Chee arrived at Harvard knowing that comedy would be part of her college experience. It soon became most of it. Within a few months, she had joined the Immediate Gratification Players improv troupe, the sketch group On Harvard Time, and the satirical news publication Satire V. She hung around people who were always down to goof around. “I never really saw the very serious side of Harvard,” Chee says. “I am sure there are also people who are, like, trying to go to med school, you know what I mean?”

But she took goofiness seriously. Inspired by comedians like Jerry Seinfeld, who marks an “X” on his calendar every day he completes his daily writing task, and Megan Amram ’10, whose prolific tweeting serves as a de facto portfolio, Chee began her own routine. Each morning she’d wake up and write jokes—sometimes for an hour, sometimes until she’d reached 10. At first, they came out excruciatingly slowly, but over time her pace quickened. “It took a really long time,” Chee says. “But it really felt like I was training a muscle essentially or building up a muscle that wasn’t really there.”
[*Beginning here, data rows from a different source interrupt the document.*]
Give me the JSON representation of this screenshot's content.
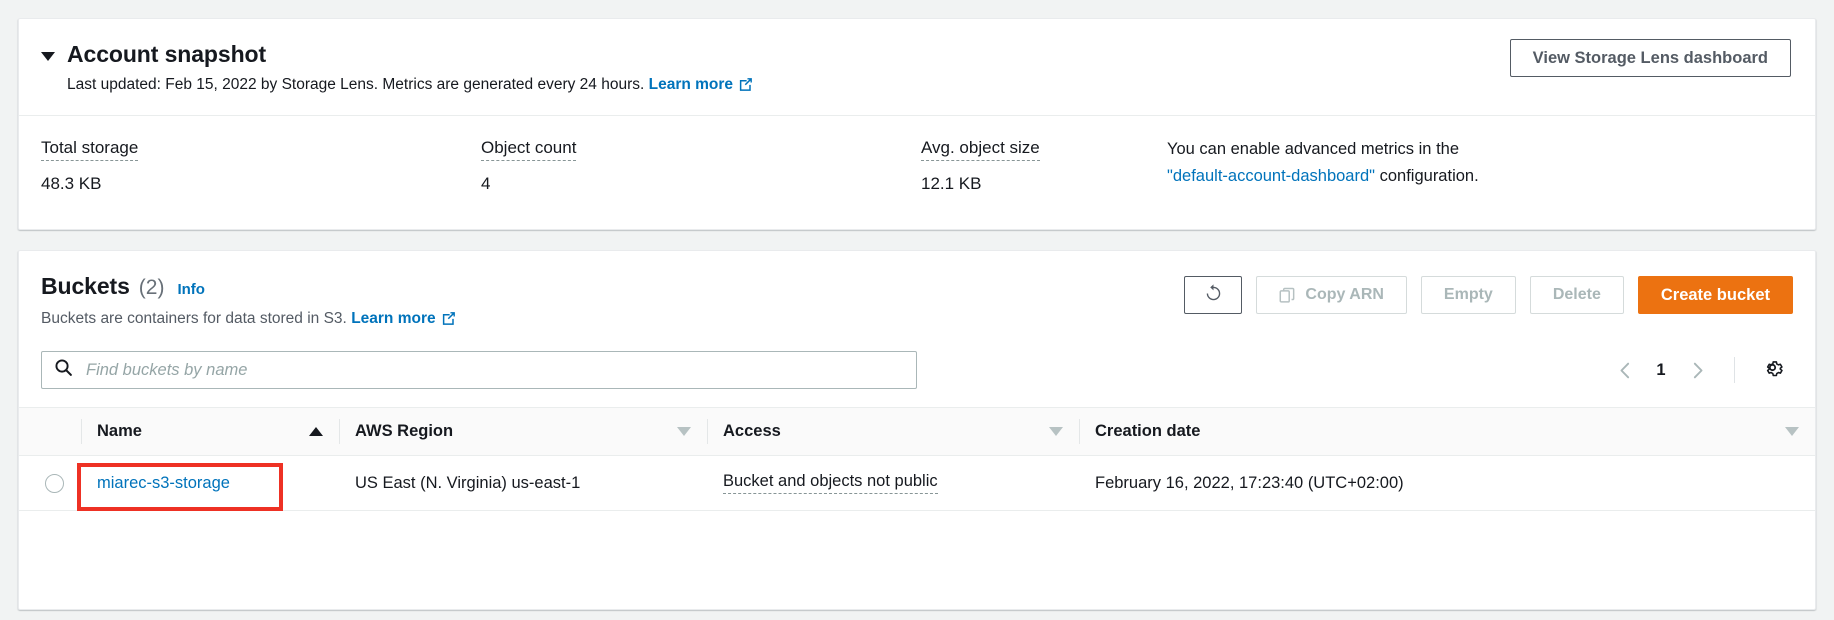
{
  "snapshot": {
    "title": "Account snapshot",
    "collapse_icon": "caret-down-icon",
    "subtitle_text": "Last updated: Feb 15, 2022 by Storage Lens. Metrics are generated every 24 hours.",
    "subtitle_link": "Learn more",
    "view_dashboard_button": "View Storage Lens dashboard",
    "metrics": [
      {
        "label": "Total storage",
        "value": "48.3 KB"
      },
      {
        "label": "Object count",
        "value": "4"
      },
      {
        "label": "Avg. object size",
        "value": "12.1 KB"
      }
    ],
    "advanced_notice_line1": "You can enable advanced metrics in the",
    "advanced_notice_link": "\"default-account-dashboard\"",
    "advanced_notice_line2": "configuration."
  },
  "buckets": {
    "title": "Buckets",
    "count": "(2)",
    "info_label": "Info",
    "description": "Buckets are containers for data stored in S3.",
    "description_link": "Learn more",
    "actions": {
      "refresh_icon": "refresh-icon",
      "copy_arn": "Copy ARN",
      "empty": "Empty",
      "delete": "Delete",
      "create_bucket": "Create bucket"
    },
    "search": {
      "placeholder": "Find buckets by name",
      "value": "",
      "icon": "search-icon"
    },
    "pagination": {
      "prev_icon": "chevron-left-icon",
      "current_page": "1",
      "next_icon": "chevron-right-icon",
      "settings_icon": "gear-icon"
    },
    "table": {
      "columns": [
        {
          "label": "Name",
          "sort": "asc"
        },
        {
          "label": "AWS Region",
          "sort": "none"
        },
        {
          "label": "Access",
          "sort": "none"
        },
        {
          "label": "Creation date",
          "sort": "none"
        }
      ],
      "rows": [
        {
          "name": "miarec-s3-storage",
          "region": "US East (N. Virginia) us-east-1",
          "access": "Bucket and objects not public",
          "creation_date": "February 16, 2022, 17:23:40 (UTC+02:00)"
        }
      ]
    }
  },
  "colors": {
    "accent_orange": "#ec7211",
    "link_blue": "#0073bb",
    "annotation_red": "#ee3124",
    "page_background": "#f1f3f3",
    "text_dark": "#16191f"
  }
}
As a fan of all sorts of comedic styles, though, it was hard to identify her own comedic voice. To find it, she’d take on others’. One day, she’d wake up as David Sedaris. On another, Tina Fey or Mindy Kaling. She’d spend a day or so writing in each author’s style, and then review her work, searching for common topics. She found that no matter whom she imitated, social and political satire emerged, often focusing on race and gender. So she kept going with that.

In her first piece accepted for The New Yorker, “Why I’m Not Voting,” she takes on the persona of a clueless, capricious woman who invokes Meryl Streep in four of 10 rationalizations. In “Asian Woman Kindly Corrects Bigot with the More Accurate Racial Slur,” on the satirical news site Reductress, she reports on a Korean woman who, when called a racial slur, explains to a racist man that he failed to use the proper one.

Chee’s voice—unflinchingly cheery, happily ironic, socially perceptive—has served her well so far. Frequent freelance writing gigs, internships at the Late Show with Stephen Colbert and Full Frontal with Samantha Bee, and a bountiful Twitter account helped land a role at the 2019 Golden Globes, writing jokes for Sandra Oh. Now, at Late Night with Seth Meyers and in her own stand-up, she has learned to trust her voice—one that has taken a while, and a whole lot of work, to figure out.

“I’m not naturally funny,” Chee explains. “But a lot of it is just trusting yourself. You’re going to have a ton of bad ideas, a ton of bad jokes. You have to do that to get to good ones.”